RUMOR(S)CENA – SALERNO –Il sogno di un uomo ridicolo è un racconto del 1877 di Fedor Dostojevskij, articolato su più livelli. Lo scrive vent’anni dopo essere stato arrestato, condannato a morte e graziato sul patibolo. La mancata fucilazione e la sofferenza nei confronti del decadimento umano delineano la psicologia del personaggio portato in scena da Giorgio Borghetti nell’atrio del Museo Diocesano “San Matteo” di Salerno. L’allestimento rientra nella rassegna teatrale “Il gioco serio del teatro”con la quale il direttore artistico Antonello De Rosa intende promuovere il Teatro di Parola e – per l’organizzatore Pasquale Petrosino – “presentare al pubblico grandi attori interpreti piuttosto che i bravi intrattenitori a cui spesso siamo abituati”.

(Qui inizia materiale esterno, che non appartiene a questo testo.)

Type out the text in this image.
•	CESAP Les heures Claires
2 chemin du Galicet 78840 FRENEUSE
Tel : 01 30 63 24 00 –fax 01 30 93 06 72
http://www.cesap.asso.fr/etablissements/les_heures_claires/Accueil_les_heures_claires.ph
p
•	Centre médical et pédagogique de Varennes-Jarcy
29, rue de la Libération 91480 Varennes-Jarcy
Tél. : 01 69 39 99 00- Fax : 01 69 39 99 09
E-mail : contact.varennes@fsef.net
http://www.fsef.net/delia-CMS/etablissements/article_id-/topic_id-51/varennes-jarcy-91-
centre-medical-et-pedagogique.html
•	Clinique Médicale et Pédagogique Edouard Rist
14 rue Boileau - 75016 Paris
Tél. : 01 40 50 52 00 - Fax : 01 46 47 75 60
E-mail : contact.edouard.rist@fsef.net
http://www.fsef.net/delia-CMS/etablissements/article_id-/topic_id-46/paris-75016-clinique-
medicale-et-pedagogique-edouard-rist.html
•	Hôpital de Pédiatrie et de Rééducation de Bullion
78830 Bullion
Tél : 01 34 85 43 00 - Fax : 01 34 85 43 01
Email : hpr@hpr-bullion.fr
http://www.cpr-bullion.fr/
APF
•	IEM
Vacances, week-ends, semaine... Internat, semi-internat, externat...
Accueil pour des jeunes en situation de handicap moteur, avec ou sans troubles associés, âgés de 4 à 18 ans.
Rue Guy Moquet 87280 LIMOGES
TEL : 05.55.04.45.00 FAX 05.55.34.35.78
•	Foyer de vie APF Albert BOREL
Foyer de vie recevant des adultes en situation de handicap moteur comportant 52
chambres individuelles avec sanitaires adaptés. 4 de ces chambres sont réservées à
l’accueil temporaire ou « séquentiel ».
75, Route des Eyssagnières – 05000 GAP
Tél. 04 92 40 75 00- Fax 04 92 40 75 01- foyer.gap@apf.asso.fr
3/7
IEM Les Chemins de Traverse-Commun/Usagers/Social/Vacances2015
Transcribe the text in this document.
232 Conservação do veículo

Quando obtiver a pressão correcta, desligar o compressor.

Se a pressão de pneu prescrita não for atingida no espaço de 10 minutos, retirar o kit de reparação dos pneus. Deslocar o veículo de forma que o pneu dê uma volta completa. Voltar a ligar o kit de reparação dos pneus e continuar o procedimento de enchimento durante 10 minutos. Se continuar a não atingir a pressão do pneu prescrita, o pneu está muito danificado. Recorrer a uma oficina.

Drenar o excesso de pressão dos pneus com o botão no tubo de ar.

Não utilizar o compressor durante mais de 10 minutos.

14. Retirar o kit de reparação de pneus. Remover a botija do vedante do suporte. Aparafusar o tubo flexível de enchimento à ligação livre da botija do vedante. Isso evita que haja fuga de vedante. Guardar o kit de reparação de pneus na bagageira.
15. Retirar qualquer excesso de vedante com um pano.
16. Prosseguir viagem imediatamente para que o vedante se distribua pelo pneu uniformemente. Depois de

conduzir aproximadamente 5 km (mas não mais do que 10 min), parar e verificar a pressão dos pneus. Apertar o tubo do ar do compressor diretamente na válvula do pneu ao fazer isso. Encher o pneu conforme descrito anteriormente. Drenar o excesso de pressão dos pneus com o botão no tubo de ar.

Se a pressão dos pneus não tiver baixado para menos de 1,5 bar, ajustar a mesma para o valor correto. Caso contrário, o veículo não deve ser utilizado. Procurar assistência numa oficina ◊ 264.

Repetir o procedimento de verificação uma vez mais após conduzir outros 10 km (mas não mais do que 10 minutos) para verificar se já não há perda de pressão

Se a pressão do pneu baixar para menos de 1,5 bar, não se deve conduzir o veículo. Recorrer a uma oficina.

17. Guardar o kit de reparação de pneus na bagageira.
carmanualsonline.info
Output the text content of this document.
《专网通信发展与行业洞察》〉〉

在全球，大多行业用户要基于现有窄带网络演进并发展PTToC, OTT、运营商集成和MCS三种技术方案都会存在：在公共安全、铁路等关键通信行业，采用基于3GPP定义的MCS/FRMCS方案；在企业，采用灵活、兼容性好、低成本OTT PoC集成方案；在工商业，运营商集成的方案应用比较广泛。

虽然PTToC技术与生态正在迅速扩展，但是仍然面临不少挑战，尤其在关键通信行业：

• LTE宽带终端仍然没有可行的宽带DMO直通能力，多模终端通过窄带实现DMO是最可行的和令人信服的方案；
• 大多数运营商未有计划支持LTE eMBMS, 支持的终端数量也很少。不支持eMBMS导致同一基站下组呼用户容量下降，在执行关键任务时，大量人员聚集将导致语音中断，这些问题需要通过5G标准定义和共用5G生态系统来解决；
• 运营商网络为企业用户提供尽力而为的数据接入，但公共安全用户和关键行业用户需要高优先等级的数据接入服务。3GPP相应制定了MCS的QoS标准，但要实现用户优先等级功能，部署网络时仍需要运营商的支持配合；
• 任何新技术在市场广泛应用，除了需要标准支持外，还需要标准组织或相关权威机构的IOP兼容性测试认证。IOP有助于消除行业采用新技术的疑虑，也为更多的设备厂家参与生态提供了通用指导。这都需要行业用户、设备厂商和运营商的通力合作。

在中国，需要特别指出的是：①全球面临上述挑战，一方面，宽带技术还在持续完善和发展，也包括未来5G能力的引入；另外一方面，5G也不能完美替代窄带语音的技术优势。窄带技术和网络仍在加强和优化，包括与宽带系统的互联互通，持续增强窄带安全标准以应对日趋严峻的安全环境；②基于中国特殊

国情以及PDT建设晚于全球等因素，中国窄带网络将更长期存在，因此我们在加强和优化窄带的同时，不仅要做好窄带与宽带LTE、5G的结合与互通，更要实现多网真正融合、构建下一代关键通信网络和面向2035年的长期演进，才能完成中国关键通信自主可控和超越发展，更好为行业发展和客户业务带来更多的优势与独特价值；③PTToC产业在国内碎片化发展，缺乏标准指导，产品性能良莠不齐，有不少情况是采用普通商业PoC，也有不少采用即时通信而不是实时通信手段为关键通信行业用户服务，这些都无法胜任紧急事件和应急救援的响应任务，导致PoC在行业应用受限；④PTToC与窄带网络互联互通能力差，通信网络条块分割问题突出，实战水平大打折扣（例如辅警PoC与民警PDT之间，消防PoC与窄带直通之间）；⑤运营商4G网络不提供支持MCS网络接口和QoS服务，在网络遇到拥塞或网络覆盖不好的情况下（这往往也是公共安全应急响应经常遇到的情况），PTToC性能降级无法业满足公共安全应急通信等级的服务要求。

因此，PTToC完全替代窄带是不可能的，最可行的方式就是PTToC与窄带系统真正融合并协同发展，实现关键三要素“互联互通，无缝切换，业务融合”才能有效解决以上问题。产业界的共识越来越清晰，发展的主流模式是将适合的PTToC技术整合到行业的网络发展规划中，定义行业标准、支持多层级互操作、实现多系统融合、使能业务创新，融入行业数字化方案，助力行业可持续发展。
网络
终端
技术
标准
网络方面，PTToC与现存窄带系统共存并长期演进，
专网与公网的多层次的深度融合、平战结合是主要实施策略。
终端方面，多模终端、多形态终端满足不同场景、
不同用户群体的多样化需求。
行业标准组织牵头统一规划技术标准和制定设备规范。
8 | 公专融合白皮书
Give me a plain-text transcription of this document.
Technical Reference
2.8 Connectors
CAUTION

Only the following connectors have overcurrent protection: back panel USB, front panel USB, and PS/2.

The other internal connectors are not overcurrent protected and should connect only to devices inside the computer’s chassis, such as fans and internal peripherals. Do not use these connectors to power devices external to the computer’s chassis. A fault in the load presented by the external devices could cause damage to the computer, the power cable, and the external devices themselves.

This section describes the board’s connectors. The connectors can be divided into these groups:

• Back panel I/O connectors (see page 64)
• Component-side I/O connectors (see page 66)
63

Il pubblico, immerso nella luce tenue della luna e nel color indaco dei riflettori, si lascia rapire dalle riflessioni a voce alta di un uomo che ha deciso di suicidarsi. La struttura del testo può essere percepita come tridimensionale per lo sguardo del protagonista contestuale a quello dell’attore: la pistola vicino al petto, la “camera povera e piccola” e il claustrofobico spazio dentro la tomba, l’osservazione della stella e della galassia. Sono tutte metafore dostoevskiane della sua “umanità del sottosuolo” contaminate da tendenze sadiche, spesso rivolte contro se stesso, e dalla sopraffazione del potere più forte contro le debolezze umane già presenti in Delitto e castigo. La vera condanna dei personaggi di Dostoevskij di fatti è il tormento di non essereCristo ovvero il supremo ideale a cui tende l’uomo che “non può vivere senza inginocchiarsi davanti a qualcosa”. Questa profondità ermetica è esemplificata al pubblico dalla destrezza attoriale dell’attore e doppiatore Giorgio Borghetti, mentre i brani della violoncellista Silvia Fasciano separano i momenti di sogno e di veglia di quell’uomo a cui “tutto gli è indifferente”. Il personaggio dell’uomo ridicolo è inizialmente impregnato di lucidità e scontatezza per poi dispiegarsi in una sorta di malsana immoralità. Voce e presenza scenica sfilano le immagini oniriche del racconto ricostruite dall’attore con movimenti lenti e plastici come in un sogno: dallo stato di tensione per il gesto premeditato al risveglio pigro e idealizzato di un mondo nuovo. La ricerca incostante dei motivi che stimolano l’uomo al suicidio invogliano il protagonista a lasciare tante porte aperte per giungere finalmente ad una, quella della decisione finale. La messa in scena si conclude con un lunghissimo e sentito applauso.
Visto al Museo Diocesano “San Matteo” di Salerno il 22 luglio 2022.